La mia esperienza didattica con allievi stranieri è piuttosto limitata. Ho incominciato a insegnare nel 1975, quando ancora l’immigrazione nel nostro paese era scarsa e dopo dieci anni di precariato, due dei quali trascorsi all’Università di Lovanio come borsista, sono entrata in ruolo nel 1985 e per 25 anni ho insegnato italiano e latino al triennio del liceo scientifico. Di quei due anni in Belgio ricordo l’impossibilità a comunicare in lingua fiamminga, compensata però dall’amore per ciò che studiavo e che mi offriva una relazione necessaria a vivere.
Nei pochi allievi stranieri presenti nelle classi in cui ho insegnato in seguito non si è verificato alcun problema di lingua: a parte un vietnamita poi partito per gli Stati Uniti, si trattava di ragazzi stabiliti da tempo in Italia, con una conoscenza buona della nostra lingua, con pochi problemi di inserimento nel gruppo dei compagni. Un cinese, che possedeva un lessico ampiamente superiore a quello degli altri studenti, preferiva isolarsi con un libro in mano piuttosto che partecipare alla vita comune, persino nei momenti di divertimento. Un iraniano oltre alla scuola italiana frequentava per volere della famiglia anche la scuola iranica, con il risultato di una grande confusione. Un altro veniva dall’India e aveva una problematica psicologica di una certa gravità, complicata dalla concezione buddista respirata in famiglia, e si è ritirato dalle lezioni a causa di violente crisi di panico che lo assalivano anche a scuola.
Ho premesso tutto ciò solo per introdurre la differente esperienza che sto facendo a Portofranco, il luogo che impegna insegnanti e universitari per un aiuto allo studio individualizzato agli studenti della scuola media superiore che ne fanno richiesta. Finora mi è capitato di incontrare studenti in prevalenza stranieri, egiziani in gran parte, cingalesi, peruviani. La mia sorpresa è stata grande, innanzitutto per due dettagli: il primo è la puntualità alla lezione, il secondo è il “grazie” che mi sono sentita rivolgere da tutti alla fine dell’ora. Non mi era mai capitato, sia a scuola, sia nelle pochissime lezioni private date a figli di amici.
Ho notato che, accanto a un’indubbia difficoltà a comprendere l’italiano, c’è in questi ragazzi una volontà e un impegno a domandare spiegazioni e a sfruttare il tempo della lezione che non hanno paragoni con quelli dei pochi italiani che pure ho incontrato in quella sede. Questi ultimi sono più furbetti nel cercare le scorciatoie, oppure hanno bisogno di un forte sostegno nell’esecuzione dei compiti. La loro domanda è più limitata e in genere è più facile rispondervi.

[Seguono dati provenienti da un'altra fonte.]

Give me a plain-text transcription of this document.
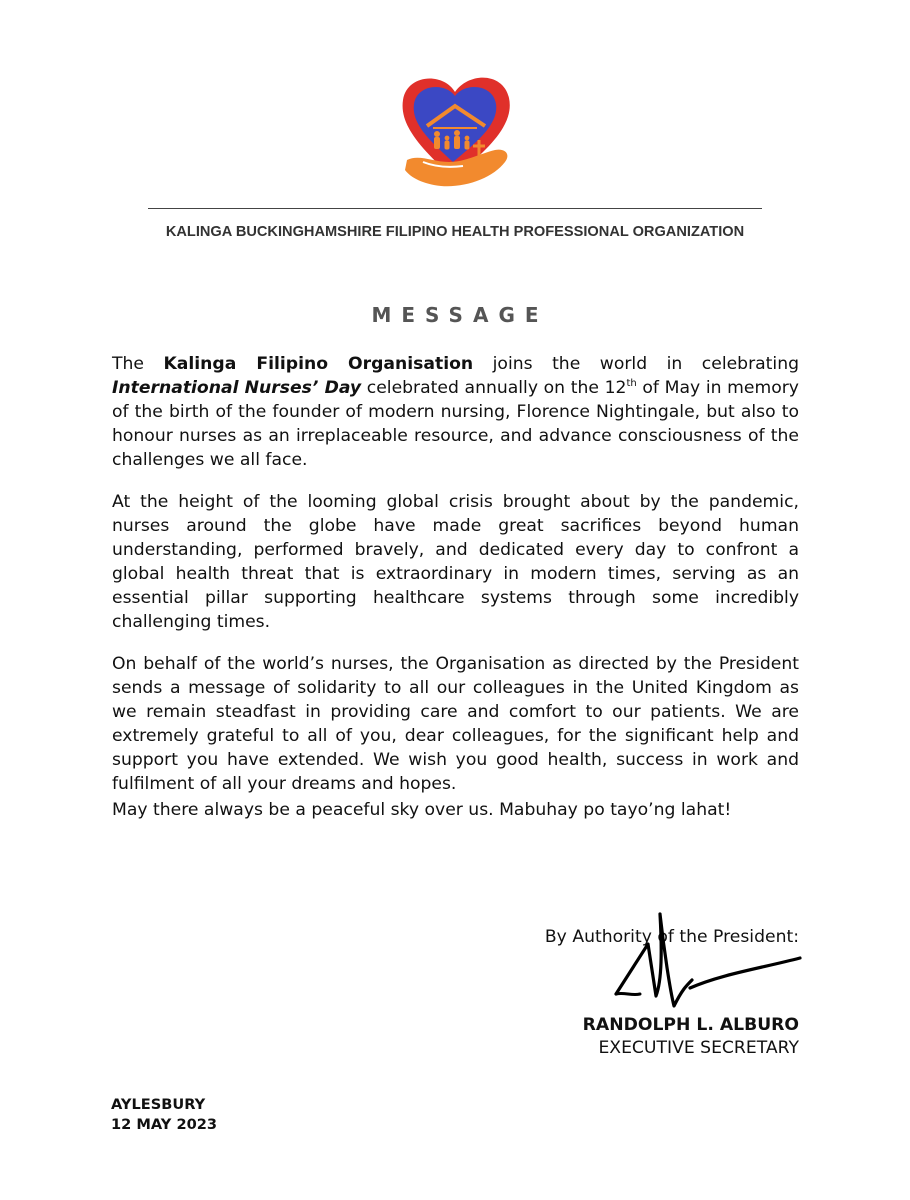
KALINGA BUCKINGHAMSHIRE FILIPINO HEALTH PROFESSIONAL ORGANIZATION
MESSAGE

The Kalinga Filipino Organisation joins the world in celebrating International Nurses’ Day celebrated annually on the 12th of May in memory of the birth of the founder of modern nursing, Florence Nightingale, but also to honour nurses as an irreplaceable resource, and advance consciousness of the challenges we all face.

At the height of the looming global crisis brought about by the pandemic, nurses around the globe have made great sacrifices beyond human understanding, performed bravely, and dedicated every day to confront a global health threat that is extraordinary in modern times, serving as an essential pillar supporting healthcare systems through some incredibly challenging times.

On behalf of the world’s nurses, the Organisation as directed by the President sends a message of solidarity to all our colleagues in the United Kingdom as we remain steadfast in providing care and comfort to our patients. We are extremely grateful to all of you, dear colleagues, for the significant help and support you have extended. We wish you good health, success in work and fulfilment of all your dreams and hopes.

May there always be a peaceful sky over us. Mabuhay po tayo’ng lahat!

By Authority of the President:
RANDOLPH L. ALBURO
EXECUTIVE SECRETARY
AYLESBURY
12 MAY 2023
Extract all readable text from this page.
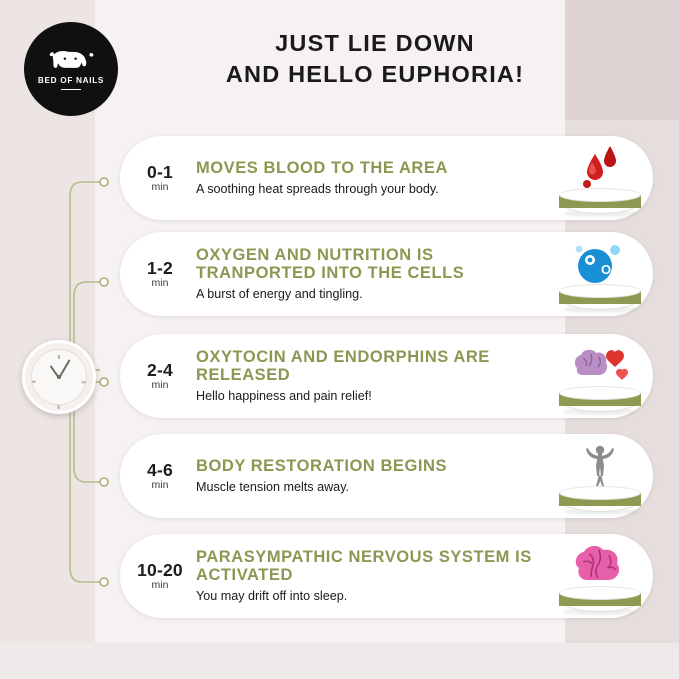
BED OF NAILS
JUST LIE DOWN
AND HELLO EUPHORIA!
0-1
min
MOVES BLOOD TO THE AREA
A soothing heat spreads through your body.
1-2
min
OXYGEN AND NUTRITION IS TRANPORTED INTO THE CELLS
A burst of energy and tingling.
O
2
2-4
min
OXYTOCIN AND ENDORPHINS ARE RELEASED
Hello happiness and pain relief!
4-6
min
BODY RESTORATION BEGINS
Muscle tension melts away.
10-20
min
PARASYMPATHIC NERVOUS SYSTEM IS ACTIVATED
You may drift off into sleep.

Gli stranieri hanno una motivazione fortissima all’apprendimento delle abilità di base che sono ben coscienti di non possedere a sufficienza e sono spalancati a tutto ciò che viene loro dato, sotto forma di chiarimenti lessicali, grammaticali, di analisi logica, di costume, di storia passata e recente della nostra nazione. È veramente appagante lavorare al loro fianco; non ci si accorge neppure del tempo che va e delle tante persone che riempiono la stessa aula con la loro presenza colorata (quante ragazze con il velo!) e con le loro voci un po’ frastornanti.
Mi pare che si possa descrivere questo atteggiamento come una sorta di umiltà dinamica: quando uno è consapevole delle proprie deficienze, soprattutto lessicali, non teme di domandare spiegazioni, non lo sente come un disonore e ascolta e, se ancora non capisce, costringe l’insegnante a spiegarsi meglio, magari con esempi tratti dalla vita piuttosto che soltanto con l’uso dei sinonimi.

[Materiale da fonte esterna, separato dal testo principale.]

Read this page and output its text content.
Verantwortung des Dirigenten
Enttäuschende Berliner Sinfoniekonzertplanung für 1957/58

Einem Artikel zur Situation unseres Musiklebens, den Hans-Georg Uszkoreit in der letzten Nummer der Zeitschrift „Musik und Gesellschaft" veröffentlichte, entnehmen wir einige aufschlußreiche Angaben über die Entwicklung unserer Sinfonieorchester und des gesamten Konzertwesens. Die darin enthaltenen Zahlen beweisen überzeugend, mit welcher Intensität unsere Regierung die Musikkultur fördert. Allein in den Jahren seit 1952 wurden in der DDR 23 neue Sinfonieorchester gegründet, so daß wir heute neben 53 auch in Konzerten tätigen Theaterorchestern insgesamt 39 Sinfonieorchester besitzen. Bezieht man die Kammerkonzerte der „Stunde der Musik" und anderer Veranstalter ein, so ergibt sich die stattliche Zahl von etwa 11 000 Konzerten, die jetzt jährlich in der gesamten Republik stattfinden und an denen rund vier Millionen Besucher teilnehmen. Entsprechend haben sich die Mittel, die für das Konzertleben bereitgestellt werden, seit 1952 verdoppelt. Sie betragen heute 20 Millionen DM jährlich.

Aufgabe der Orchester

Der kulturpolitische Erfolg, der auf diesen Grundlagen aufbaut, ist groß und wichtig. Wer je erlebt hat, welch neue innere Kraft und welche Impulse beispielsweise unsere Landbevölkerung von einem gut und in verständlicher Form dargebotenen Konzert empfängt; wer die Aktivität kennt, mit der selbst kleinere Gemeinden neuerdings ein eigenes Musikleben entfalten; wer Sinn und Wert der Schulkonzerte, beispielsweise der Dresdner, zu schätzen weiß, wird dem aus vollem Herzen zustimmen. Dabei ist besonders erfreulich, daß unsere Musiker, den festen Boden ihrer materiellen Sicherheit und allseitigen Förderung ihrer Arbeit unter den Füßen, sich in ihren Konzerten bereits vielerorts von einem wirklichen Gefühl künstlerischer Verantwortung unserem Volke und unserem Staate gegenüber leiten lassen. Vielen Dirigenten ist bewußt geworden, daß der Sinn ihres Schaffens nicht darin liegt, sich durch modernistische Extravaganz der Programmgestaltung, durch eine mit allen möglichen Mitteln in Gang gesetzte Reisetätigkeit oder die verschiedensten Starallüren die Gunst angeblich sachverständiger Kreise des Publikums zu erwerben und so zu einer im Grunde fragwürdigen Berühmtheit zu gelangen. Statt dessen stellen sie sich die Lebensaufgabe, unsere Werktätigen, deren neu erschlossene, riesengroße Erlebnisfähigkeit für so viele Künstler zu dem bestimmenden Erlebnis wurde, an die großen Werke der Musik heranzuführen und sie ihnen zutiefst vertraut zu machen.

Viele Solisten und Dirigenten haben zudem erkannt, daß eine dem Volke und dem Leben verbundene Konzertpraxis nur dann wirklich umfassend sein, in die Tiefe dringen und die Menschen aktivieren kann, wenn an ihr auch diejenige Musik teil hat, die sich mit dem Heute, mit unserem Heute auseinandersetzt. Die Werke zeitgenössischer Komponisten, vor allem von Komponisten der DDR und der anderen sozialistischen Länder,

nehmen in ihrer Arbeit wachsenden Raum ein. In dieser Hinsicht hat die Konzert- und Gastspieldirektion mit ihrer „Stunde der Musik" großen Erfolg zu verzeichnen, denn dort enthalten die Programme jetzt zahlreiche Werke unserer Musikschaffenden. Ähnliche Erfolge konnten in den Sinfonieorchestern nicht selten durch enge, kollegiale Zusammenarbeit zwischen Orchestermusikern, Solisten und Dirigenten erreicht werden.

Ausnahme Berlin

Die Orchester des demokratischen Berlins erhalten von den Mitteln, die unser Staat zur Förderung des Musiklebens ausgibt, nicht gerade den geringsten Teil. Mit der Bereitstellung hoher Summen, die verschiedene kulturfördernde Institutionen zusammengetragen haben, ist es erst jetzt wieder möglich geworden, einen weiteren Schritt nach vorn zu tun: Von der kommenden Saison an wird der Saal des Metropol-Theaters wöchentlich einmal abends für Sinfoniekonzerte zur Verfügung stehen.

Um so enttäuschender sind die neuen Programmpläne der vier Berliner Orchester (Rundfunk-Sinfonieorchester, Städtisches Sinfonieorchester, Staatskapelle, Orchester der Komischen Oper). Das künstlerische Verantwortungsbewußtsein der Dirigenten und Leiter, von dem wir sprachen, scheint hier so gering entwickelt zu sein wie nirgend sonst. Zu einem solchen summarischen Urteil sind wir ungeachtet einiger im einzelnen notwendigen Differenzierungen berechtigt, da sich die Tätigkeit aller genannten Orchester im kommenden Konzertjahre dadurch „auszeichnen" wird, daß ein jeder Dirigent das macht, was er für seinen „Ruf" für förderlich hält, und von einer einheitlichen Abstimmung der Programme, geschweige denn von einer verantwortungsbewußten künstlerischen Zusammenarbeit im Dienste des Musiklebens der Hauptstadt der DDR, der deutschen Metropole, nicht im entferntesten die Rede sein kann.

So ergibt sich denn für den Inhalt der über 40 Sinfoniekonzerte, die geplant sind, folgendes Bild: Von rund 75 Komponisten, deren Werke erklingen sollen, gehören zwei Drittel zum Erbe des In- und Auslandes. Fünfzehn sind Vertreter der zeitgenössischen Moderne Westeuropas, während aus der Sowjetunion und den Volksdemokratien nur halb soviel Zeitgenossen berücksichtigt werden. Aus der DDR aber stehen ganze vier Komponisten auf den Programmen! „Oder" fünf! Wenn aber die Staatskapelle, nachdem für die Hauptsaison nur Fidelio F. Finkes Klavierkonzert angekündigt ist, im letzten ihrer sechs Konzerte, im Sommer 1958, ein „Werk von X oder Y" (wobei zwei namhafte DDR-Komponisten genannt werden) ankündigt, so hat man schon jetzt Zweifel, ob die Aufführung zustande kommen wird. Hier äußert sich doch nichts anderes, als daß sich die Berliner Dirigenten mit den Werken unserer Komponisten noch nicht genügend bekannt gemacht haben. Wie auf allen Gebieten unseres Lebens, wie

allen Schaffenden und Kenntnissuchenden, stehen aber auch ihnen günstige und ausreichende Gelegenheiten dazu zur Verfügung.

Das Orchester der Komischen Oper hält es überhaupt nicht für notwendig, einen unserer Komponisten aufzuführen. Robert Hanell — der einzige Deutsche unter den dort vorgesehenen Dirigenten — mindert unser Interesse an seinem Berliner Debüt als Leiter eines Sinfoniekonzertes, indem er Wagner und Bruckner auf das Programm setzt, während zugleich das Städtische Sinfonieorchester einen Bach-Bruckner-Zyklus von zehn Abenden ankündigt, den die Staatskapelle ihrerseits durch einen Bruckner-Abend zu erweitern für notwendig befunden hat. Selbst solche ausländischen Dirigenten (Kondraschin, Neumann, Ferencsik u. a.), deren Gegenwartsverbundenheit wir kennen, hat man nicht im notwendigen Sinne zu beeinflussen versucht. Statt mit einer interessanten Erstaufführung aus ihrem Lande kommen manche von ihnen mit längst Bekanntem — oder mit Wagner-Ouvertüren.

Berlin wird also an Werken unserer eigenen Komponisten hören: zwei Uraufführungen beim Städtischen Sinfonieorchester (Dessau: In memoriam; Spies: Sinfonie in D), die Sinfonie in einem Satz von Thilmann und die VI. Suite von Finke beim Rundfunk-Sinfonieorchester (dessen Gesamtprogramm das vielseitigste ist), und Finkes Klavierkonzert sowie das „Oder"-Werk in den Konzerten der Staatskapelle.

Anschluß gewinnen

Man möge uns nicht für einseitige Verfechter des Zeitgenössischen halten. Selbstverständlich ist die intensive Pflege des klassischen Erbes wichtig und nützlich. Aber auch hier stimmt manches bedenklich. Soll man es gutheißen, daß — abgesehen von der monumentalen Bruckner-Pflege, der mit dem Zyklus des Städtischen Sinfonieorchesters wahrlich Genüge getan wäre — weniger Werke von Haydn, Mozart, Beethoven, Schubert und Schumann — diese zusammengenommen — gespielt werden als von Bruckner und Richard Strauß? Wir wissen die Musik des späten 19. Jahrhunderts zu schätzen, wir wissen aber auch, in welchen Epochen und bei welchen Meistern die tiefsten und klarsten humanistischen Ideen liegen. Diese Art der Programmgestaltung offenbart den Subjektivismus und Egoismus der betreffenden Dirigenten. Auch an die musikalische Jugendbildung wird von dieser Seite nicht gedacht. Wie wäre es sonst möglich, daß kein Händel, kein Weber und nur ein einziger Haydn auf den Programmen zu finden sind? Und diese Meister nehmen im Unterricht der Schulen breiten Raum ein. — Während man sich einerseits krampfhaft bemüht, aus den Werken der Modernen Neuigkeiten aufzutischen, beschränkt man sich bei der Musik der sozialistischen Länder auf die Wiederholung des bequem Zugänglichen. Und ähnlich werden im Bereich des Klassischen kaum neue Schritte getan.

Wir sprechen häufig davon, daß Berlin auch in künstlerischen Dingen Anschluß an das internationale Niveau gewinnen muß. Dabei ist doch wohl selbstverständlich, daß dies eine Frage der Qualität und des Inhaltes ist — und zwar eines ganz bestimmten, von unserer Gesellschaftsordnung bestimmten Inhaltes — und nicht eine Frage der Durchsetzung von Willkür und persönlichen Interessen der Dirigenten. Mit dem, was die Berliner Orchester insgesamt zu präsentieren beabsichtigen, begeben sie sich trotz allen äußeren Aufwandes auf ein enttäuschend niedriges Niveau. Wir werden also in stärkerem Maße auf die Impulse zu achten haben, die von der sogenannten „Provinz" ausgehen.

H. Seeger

Mi auguro che questa determinazione permanga in loro anche quando avranno a poco a poco superato le loro lacune, perché se essa è una dote più facilmente reperibile in chi si trova in condizioni svantaggiate, è anche una risorsa notevole per il futuro inserimento nel mondo del lavoro. Non mi intendo di ricerca del personale, ma se mi trovassi per ipotesi a fare colloqui di lavoro con i ragazzi che ho incontrato a lezione, non avrei dubbi a prendere in considerazione il loro curriculum: la stoffa c’è.